Images and the value chain

Historically, images have only been part of marketing, i.e. profile images and product images have been taken primarily to promote the products, not to sell them. This starts with the brand that, through images, wants to display the excellence of their products and at the same time build the brand.

To the extent that retailers need images, they have used the supplier’s images or produced their own images. In the past, this was not a huge issue as not all products were photographed and most products where sold through physical stores. Only the top product range that build brand awareness and attracted consumers to the stores were produced.

Another way of looking at this is that images have never been an integral part of the product’s value chain. The product is manufactured, delivered to retailers who display the product in their store and get the consumer to buy it. This has clearly changed with the digitalization and development of e-commerce.

The image, part of the product

With e-commerce, the customer does not meet the product before it lands in the mailbox at the customer’s home. This means that the images become a central part of visualizing the product and all its properties.

This means that images should be regarded as a central part of the product and be regarded as a critical step in the value chain of the products life cycle. Her we see a conflict of interest between the retailors and the brands.

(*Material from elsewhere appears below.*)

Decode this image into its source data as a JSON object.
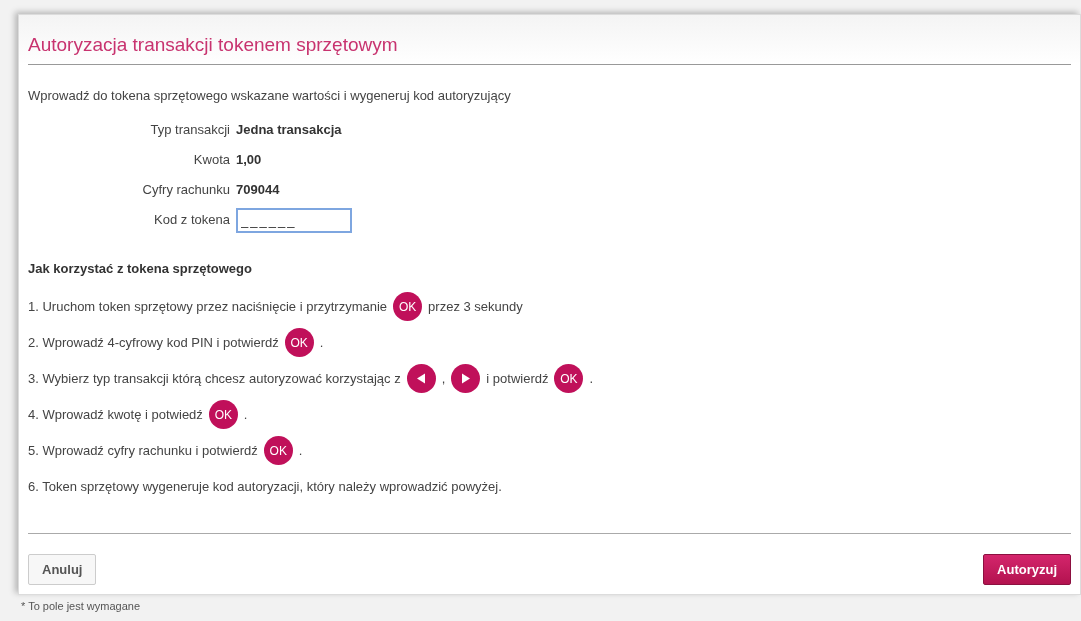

  1. Brands focus on marketing
  2. Retailors want images for e-commerce

Brands focus on marketing

Most brands seem to focus only on images for marketing purposes, not on product images that should work for many retailers in their ecommerce stores. It’s perhaps not surprising when we come from a world where images were only used for marketing purposes. A shift is underway, but many brands still seem to think that retailers must produce their own images if they want images other than those available for marketing. In cases where brands start thinking about product images for ecommerce, it seems to be driven by their own e-commerce efforts, and not to make it easier for their retailor partners.

Retailers want images for e-commerce

However, retailers think it goes without saying that brands should deliver product images together with the products they deliver, product images that work in e-commerce. Here there will be a clash between the different focuses of the brands and the retailers. In cases where the brands deliver product images to retailers, it is often images that need complicated and manual adaptation to suit the channels of the retailer. It is very rare that images are created that work directly in the retailors channel or that they are created to be easily adapted to the retailors channel. Retailors will often want to change the background, the size and padding to fit their specific site. Big sites like Zalando and Amazon can dictate image requirement but that is only because they are so big and dominating.

Consider images as part of the value chain

By considering the image as part of the product’s value chain, all parties can become winners. Through better dialogue and between the parties, brands can deliver images that can be easily and automatically be adapted to the needs of retailers.

By creating clear guidelines on images in your own channel(s), both brand and retailer can automate large parts of the customization work that still needs to be done. If the Brands can deliver good basic images without background, the retailer can automate the customizations, such as other background, padding, size, etc.

Through close collaboration, brands can take images for important retailers while they are photographing the collections for their own use. However, this requires good planning and clear guidelines with standardized delivery formats.